A Practice for Everyday Life

Rob Tufnell is gallerist and curator who exhibits at a variety of venues – at the time, his gallery was based at 83 Page Street. The visual identity we designed for Tufnell’s gallery is adaptable for any space he takes on: business cards and letterheads are pre-printed with ‘Rob Tufnell at’, and his current address is stamped on by hand. We designed a tote bag to mark the occasion of Tufnell’s exhibition Panem et Circenses in summer 2012. The bag depicts the Olympic rings crushed against an anvil – an image adapted from a poster design from the May ’68 riots in France. The bag was accompanied by a small pamphlet presenting The Right to be Lazy, an essay by French revolutionary and Marxist journalist Paul Lafargue.

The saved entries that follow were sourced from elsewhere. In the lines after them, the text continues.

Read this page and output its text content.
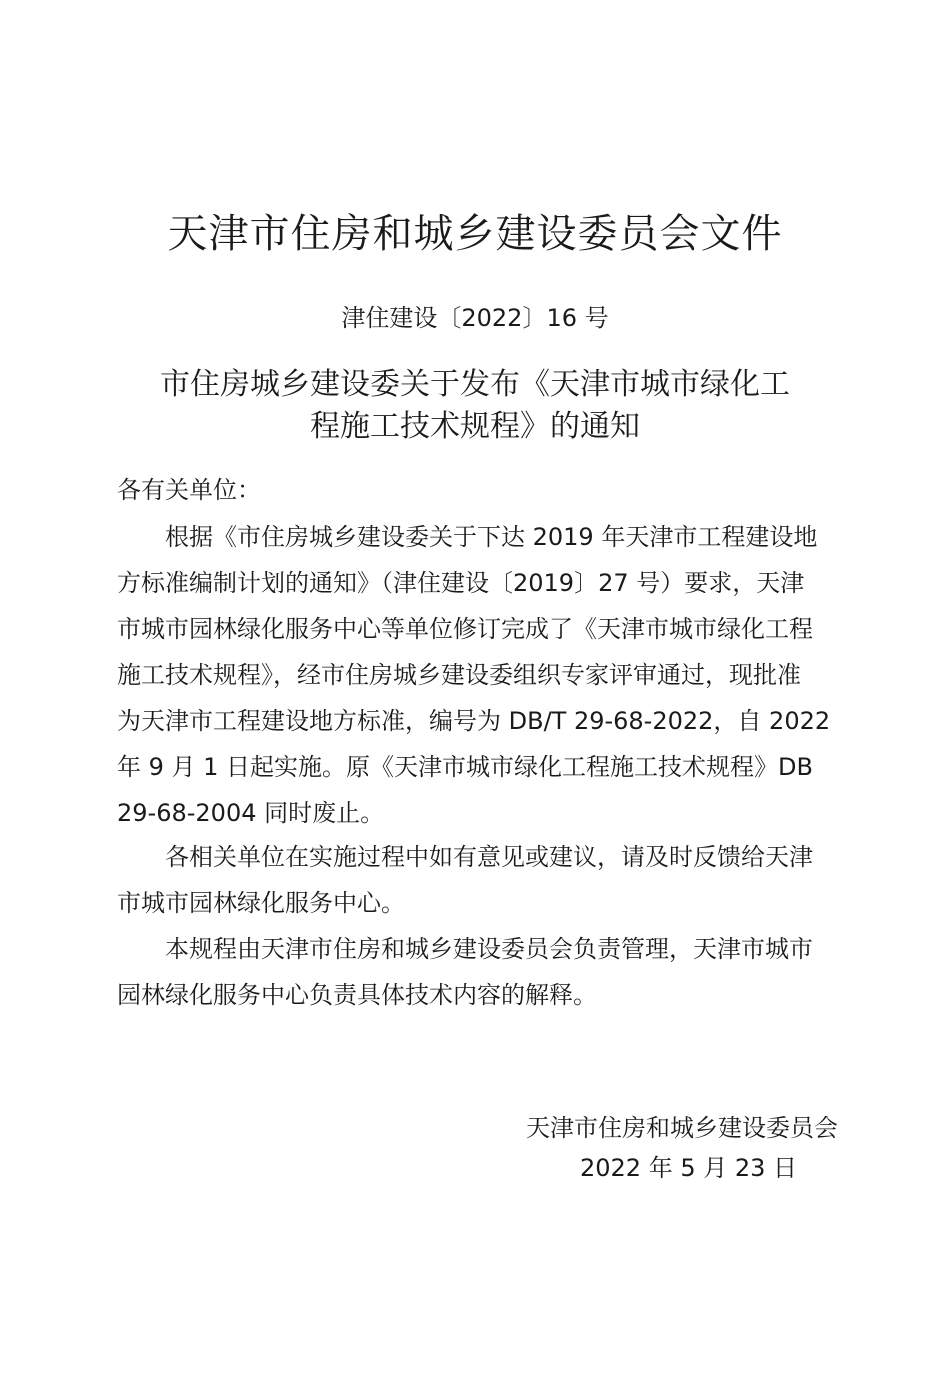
天津市住房和城乡建设委员会文件
津住建设〔2022〕16 号
市住房城乡建设委关于发布《天津市城市绿化工
程施工技术规程》的通知
各有关单位：
根据《市住房城乡建设委关于下达 2019 年天津市工程建设地
方标准编制计划的通知》（津住建设〔2019〕27 号）要求，天津
市城市园林绿化服务中心等单位修订完成了《天津市城市绿化工程
施工技术规程》，经市住房城乡建设委组织专家评审通过，现批准
为天津市工程建设地方标准，编号为 DB/T 29-68-2022，自 2022
年 9 月 1 日起实施。原《天津市城市绿化工程施工技术规程》DB
29-68-2004 同时废止。
各相关单位在实施过程中如有意见或建议，请及时反馈给天津
市城市园林绿化服务中心。
本规程由天津市住房和城乡建设委员会负责管理，天津市城市
园林绿化服务中心负责具体技术内容的解释。
天津市住房和城乡建设委员会
2022 年 5 月 23 日
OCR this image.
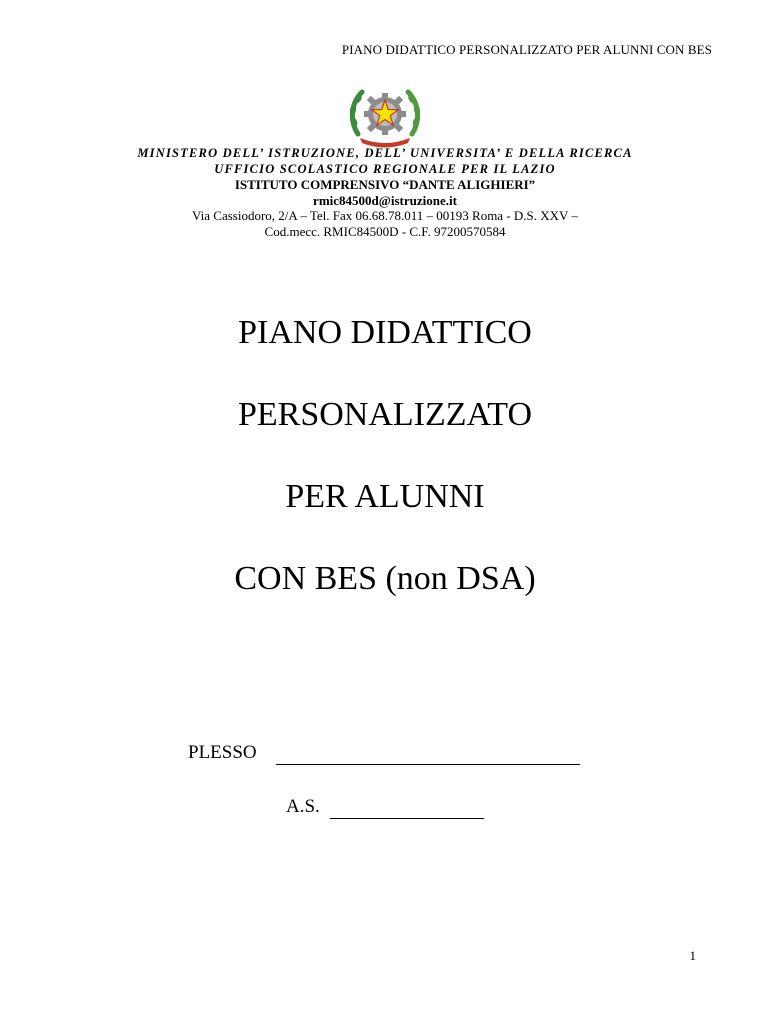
PIANO DIDATTICO PERSONALIZZATO PER ALUNNI CON BES
MINISTERO DELL’ ISTRUZIONE, DELL’ UNIVERSITA’ E DELLA RICERCA
UFFICIO SCOLASTICO REGIONALE PER IL LAZIO
ISTITUTO COMPRENSIVO “DANTE ALIGHIERI”
rmic84500d@istruzione.it
Via Cassiodoro, 2/A – Tel. Fax 06.68.78.011 – 00193 Roma - D.S. XXV –
Cod.mecc. RMIC84500D - C.F. 97200570584
PIANO DIDATTICO
PERSONALIZZATO
PER ALUNNI
CON BES (non DSA)
PLESSO
A.S.
1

We also created an invitation for Tufnell’s exhibition Hyperborean Manners, which brought together artworks, books and ephemera with disparate political subtexts. The invite is a reproduction of a poster by Art & Language from 1975, which critiqued the arts’ 'superficial social tinkering with the inherent evils of capitalism.'

83 Page Street is a Grade II Listed pavilion designed by Edwin Lutyens as part of the Grosvenor Estate in SW1, London.

The exhibition title is an expression coined in the first century AD; translating as ‘bread and circuses’, it was a satirical commentary on the way in which governments appease their people in times of struggle, with superficial displays of generosity.